Perhaps on second thoughts, the Congress veteran went on to remark, "I think it is just the dreams that they spun."
She had seen governance for 15 long years as chief minister. "You cannot make dreams. You cannot sell dreams. But they have".
Would the AAP phenomenon last? "No, they might once. But it does not mean it is going to be there for ever. The dream has to be also tested," she told PTI.
For instance, AAP had promised a 50 per cent reduction in power tariff in Delhi while BJP had promised a 30 per cent slash. AAP had come up with the idea of holding assembly session at the Ramlila ground where the Lokpal bill would be passed, she said.

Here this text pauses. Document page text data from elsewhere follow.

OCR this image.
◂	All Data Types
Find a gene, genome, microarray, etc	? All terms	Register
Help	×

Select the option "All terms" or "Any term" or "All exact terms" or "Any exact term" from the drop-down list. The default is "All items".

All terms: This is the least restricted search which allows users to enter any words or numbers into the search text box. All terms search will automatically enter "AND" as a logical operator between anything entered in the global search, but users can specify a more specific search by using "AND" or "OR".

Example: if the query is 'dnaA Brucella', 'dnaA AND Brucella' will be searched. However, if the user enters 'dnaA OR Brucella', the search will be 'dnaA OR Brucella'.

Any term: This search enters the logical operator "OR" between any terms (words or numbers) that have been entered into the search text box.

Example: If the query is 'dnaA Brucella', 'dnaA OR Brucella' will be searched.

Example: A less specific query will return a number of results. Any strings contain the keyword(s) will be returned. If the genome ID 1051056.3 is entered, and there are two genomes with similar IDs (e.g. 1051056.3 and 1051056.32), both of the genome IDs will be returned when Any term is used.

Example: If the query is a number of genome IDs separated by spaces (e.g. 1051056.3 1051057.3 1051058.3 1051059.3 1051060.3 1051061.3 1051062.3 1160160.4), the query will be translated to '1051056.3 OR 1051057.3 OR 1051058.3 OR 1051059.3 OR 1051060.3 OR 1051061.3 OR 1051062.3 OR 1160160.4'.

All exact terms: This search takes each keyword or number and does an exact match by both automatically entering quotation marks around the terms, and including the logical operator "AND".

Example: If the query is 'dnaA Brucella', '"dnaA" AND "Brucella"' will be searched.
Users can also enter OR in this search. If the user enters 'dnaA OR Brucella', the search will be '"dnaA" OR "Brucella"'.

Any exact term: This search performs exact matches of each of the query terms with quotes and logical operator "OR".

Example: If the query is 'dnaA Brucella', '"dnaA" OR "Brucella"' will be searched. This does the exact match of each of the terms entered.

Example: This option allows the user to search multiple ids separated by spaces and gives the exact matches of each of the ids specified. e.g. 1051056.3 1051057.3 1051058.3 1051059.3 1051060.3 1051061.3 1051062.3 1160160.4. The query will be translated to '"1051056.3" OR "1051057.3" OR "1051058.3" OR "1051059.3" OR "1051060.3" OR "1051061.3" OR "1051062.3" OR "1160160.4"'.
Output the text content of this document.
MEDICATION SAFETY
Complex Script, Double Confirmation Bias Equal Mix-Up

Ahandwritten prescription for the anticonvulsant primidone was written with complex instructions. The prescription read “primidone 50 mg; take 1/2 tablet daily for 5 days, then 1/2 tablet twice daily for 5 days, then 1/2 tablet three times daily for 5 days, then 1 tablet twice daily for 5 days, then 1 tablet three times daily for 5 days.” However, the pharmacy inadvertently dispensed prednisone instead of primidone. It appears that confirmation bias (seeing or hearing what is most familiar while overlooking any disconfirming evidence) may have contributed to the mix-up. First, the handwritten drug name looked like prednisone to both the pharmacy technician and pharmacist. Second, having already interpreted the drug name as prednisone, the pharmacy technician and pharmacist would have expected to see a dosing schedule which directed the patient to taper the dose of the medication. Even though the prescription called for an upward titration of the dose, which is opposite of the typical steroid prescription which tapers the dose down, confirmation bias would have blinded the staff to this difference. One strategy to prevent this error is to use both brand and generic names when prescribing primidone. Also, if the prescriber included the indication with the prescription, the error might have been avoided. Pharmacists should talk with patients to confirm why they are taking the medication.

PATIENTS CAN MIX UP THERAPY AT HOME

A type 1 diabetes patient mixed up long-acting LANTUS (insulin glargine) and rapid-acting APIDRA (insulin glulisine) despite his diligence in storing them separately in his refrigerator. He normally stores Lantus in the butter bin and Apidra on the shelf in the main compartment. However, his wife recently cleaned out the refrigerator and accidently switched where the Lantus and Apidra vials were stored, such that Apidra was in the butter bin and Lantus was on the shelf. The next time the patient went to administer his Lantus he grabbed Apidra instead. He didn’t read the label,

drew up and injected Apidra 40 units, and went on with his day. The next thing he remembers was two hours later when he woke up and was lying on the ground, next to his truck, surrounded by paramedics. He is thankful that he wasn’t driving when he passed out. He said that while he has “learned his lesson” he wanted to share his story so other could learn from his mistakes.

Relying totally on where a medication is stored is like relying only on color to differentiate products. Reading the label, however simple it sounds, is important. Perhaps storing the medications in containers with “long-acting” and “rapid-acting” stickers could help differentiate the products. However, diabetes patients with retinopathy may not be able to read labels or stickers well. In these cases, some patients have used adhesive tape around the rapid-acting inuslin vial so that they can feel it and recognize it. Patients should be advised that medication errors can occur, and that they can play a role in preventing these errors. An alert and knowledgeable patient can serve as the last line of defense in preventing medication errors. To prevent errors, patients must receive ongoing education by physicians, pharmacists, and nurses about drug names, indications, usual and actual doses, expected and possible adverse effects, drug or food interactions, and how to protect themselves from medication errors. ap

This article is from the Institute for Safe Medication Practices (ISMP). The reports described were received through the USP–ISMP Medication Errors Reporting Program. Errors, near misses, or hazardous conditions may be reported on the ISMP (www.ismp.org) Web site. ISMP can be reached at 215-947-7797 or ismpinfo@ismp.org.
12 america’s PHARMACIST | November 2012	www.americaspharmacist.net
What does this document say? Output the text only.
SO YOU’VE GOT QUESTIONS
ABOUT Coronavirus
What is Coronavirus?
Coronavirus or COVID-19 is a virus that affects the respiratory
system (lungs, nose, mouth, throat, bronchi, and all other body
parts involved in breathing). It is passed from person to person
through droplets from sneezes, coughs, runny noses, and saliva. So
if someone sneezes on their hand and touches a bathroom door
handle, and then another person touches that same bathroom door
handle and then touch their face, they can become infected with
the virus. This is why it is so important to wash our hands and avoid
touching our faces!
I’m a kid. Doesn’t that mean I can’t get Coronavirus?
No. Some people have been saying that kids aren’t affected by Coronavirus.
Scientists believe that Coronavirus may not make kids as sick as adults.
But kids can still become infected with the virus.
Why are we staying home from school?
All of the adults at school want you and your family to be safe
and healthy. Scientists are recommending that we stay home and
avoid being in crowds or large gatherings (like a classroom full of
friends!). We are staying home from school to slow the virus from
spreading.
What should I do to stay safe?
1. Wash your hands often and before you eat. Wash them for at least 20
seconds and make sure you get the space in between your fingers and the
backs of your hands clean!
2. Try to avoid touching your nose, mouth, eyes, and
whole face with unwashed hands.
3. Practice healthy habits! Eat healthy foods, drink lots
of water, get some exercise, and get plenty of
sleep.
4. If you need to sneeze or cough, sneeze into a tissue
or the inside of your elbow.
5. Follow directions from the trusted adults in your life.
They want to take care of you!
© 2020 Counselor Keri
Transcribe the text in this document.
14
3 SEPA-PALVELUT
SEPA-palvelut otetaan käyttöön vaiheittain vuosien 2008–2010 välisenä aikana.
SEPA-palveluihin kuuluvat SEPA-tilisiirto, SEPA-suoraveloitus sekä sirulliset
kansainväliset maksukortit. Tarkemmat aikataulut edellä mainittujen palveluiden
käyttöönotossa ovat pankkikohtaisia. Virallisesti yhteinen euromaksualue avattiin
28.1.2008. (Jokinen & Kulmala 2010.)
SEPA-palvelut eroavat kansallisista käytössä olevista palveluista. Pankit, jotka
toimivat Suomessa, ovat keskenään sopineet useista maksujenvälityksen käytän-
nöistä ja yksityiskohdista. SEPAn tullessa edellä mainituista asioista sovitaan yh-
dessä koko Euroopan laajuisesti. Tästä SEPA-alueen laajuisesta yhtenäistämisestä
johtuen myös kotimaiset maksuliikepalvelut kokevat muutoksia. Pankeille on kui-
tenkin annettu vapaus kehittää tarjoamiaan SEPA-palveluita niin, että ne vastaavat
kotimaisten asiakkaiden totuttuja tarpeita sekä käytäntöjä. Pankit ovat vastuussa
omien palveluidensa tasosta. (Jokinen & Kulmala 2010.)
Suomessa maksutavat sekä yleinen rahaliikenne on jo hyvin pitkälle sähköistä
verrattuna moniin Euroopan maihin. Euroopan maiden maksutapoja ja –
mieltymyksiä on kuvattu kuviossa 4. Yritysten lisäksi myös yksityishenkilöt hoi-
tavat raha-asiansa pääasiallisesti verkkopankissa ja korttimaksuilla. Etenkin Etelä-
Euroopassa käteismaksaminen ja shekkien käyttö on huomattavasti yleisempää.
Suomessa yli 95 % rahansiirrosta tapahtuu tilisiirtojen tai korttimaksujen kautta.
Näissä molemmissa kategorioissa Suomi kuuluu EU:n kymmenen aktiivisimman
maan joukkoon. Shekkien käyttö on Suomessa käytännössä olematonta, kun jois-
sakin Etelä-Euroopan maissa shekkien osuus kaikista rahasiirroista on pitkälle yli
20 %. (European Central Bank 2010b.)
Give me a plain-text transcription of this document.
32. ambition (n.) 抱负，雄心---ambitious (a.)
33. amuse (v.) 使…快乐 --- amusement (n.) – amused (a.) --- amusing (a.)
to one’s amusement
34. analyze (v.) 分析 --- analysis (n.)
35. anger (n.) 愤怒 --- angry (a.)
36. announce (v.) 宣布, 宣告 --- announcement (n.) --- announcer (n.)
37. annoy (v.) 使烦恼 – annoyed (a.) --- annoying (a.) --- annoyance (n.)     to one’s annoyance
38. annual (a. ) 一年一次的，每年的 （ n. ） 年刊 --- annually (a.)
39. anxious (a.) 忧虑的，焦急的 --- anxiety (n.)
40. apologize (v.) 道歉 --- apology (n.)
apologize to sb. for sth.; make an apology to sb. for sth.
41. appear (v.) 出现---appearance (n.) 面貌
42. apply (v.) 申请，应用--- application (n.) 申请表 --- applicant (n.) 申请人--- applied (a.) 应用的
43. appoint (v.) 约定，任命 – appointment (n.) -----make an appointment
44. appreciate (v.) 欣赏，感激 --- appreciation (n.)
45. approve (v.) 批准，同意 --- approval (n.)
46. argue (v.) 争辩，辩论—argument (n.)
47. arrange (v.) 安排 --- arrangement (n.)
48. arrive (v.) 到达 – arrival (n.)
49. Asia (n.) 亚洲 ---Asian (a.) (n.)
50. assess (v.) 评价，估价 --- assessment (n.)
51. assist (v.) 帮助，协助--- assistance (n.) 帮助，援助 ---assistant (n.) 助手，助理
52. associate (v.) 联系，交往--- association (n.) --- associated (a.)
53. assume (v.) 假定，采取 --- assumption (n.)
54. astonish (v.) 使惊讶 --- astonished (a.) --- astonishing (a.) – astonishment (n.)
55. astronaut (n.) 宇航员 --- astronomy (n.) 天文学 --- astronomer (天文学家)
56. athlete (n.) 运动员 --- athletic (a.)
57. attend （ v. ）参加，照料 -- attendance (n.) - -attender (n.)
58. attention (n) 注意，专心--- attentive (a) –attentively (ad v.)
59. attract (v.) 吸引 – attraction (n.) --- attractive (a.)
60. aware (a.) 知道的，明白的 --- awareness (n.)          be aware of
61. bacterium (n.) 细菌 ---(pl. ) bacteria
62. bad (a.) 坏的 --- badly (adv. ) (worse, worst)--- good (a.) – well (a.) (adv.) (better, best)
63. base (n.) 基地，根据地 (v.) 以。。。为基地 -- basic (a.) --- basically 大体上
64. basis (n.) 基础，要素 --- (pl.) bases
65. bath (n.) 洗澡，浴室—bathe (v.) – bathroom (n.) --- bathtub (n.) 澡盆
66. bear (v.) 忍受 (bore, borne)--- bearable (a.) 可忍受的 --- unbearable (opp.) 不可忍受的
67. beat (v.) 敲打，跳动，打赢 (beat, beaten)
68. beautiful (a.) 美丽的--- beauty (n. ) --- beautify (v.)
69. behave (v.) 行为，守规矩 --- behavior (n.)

Dikshit said she had explained hundreds of times that her government was not corrupt and also that electricity charges were decided by power regulator DERC.
But people have not understood that. Moreover, there was double anti-incumbency – that of the central government as well as Delhi government, Dikshit said.
Asked how the Congress party could be transformed ahead of the 2014 Lok Sabha polls as promised by Rahul Gandhi on Sunday, she said, the party needs to have workers who are more committed.
Dikshit said Kejriwal had "paid workers". Was that the future?, she asked, adding that Congress would have to look at all options.
She posed the question: "Have the days of just being committed to a party and its ideology gone or are they still there? These are questions we have to answer and we have to look for answers."